Nooran Rezayi, 15 ans, n’était pas armé lorsqu’un agent du Service de police de l’agglomération de Longueuil (SPAL) l’a abattu, moins de 10 secondes après avoir garé leur autopatrouille. Le BEI a été avisé une heure et 36 minutes plus tard.

Cette nouvelle enquête survient six mois après que la mairesse de Longueuil, Catherine Fournier, ait demandé à la province d’enquêter sur son chef de police, Patrick Bélanger.

La Ville a rendu publics des courriels du directeur du corps de police de surveillance du Québec, le BEI, qui soulevaient des préoccupations quant au temps qu’il a fallu à la force pour aviser le BEI de la fusillade. Le BEI a terminé son enquête sur l’affaire en mars et a remis son rapport au service des poursuites pénales du Québec. La fusillade a eu lieu au sud de Montréal, dans l’arrondissement de Saint-Hubert, qui se trouve dans la circonscription de M. Lafrenière.

Le chien de garde recommande de nouvelles règles provinciales sur le lobbying

Mardi dernier, le commissaire au lobbying du Québec, Jean-François Routhie, a réclamé une refonte majeure des règles de transparence de la province, soutenant que le système actuel a besoin d’une mise à jour pour détecter et réglementer adéquatement l’influence sur le gouvernement, a rapporté La Presse Canadienne.

M. Routhie a publié un rapport demandant à la province de modifier ses règles afin d’assurer une surveillance plus adéquate des activités de lobbying.

« Dans ce contexte (…) je ne crois pas que mon rôle se limite à attendre le prochain scandale pour souligner les lacunes d’une loi devenue inadéquate », a-t-il déclaré, faisant référence à la récente enquête sur SAAQclic.

Le rapport s’appuie sur le rapport Gallant, l’enquête publique de février 2026 sur le fiasco de SAAQclic, qui a formulé des recommandations pour mettre à jour les règles provinciales sur le lobbying, entre autres suggestions.
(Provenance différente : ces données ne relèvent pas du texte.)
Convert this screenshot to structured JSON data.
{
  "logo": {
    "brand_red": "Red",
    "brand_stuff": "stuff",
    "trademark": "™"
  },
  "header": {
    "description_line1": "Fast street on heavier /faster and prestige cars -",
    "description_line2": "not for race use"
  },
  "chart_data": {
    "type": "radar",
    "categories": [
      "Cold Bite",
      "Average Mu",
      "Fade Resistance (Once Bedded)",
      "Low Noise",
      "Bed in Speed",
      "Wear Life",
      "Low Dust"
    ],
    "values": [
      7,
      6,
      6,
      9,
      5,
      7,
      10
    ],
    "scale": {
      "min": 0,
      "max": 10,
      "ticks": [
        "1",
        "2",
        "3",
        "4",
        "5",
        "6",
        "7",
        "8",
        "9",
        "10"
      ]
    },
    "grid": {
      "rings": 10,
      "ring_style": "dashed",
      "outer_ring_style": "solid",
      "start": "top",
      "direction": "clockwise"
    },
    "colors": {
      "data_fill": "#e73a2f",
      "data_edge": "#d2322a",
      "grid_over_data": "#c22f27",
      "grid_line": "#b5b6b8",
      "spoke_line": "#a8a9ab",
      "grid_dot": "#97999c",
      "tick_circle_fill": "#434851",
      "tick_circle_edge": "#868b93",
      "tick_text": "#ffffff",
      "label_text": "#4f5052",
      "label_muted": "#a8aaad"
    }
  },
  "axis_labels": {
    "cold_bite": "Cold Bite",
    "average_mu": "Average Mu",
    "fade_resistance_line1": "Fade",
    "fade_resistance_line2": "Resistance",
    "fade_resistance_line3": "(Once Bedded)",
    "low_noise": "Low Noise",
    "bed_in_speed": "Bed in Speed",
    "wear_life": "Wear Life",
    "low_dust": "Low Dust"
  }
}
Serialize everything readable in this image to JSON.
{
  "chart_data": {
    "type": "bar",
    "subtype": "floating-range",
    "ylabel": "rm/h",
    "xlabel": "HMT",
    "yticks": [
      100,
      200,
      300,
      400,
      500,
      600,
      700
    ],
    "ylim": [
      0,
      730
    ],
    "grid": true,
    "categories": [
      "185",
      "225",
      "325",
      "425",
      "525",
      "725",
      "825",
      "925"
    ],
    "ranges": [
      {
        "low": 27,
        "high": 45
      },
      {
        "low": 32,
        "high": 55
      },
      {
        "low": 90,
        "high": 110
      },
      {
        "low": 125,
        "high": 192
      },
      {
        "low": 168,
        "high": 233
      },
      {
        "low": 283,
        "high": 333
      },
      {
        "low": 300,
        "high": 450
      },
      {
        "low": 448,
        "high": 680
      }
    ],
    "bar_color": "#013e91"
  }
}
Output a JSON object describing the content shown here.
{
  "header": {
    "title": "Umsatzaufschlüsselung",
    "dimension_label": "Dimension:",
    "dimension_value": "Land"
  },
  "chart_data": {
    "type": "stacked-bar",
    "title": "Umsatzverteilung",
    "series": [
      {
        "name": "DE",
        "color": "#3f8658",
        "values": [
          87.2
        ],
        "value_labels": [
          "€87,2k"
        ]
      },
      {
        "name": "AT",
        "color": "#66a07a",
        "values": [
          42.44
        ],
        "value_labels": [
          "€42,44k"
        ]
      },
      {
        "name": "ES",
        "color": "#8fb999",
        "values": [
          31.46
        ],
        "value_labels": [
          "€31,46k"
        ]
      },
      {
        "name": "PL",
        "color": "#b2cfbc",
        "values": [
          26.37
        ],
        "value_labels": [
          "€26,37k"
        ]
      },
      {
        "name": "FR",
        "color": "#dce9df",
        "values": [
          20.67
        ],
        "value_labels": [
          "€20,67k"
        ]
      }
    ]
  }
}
M. Routhie réclame une divulgation plus rapide des activités de lobbying, en faisant peser une plus grande responsabilité sur les individus et les organisations qui bénéficient du lobbying et en renforçant les outils d’application de la loi.

Pas assez de vérification pour l’anglais du gouvernement

Le commissaire à la langue du Québec a publié deux rapports le 27 mai concluant que le gouvernement n’atteint pas les objectifs de sa réforme linguistique (loi 96) introduite il y a trois ans, a rapporté La Presse Canadienne.

Le rapport souligne que sept sites web gouvernementaux sont disponibles en anglais ainsi qu’en français, un seul exigeant des utilisateurs qu’ils confirment qu’ils sont admissibles à être servis en anglais. Les employés du gouvernement sont tenus d’utiliser le français uniquement, à moins de s’adresser à des citoyens qui peuvent prouver qu’ils appartiennent à un groupe exempté, tels que ceux qui sont admissibles à l’école anglophone, les membres des Premières Nations, ou un immigrant qui a vécu au Québec pendant moins de six mois.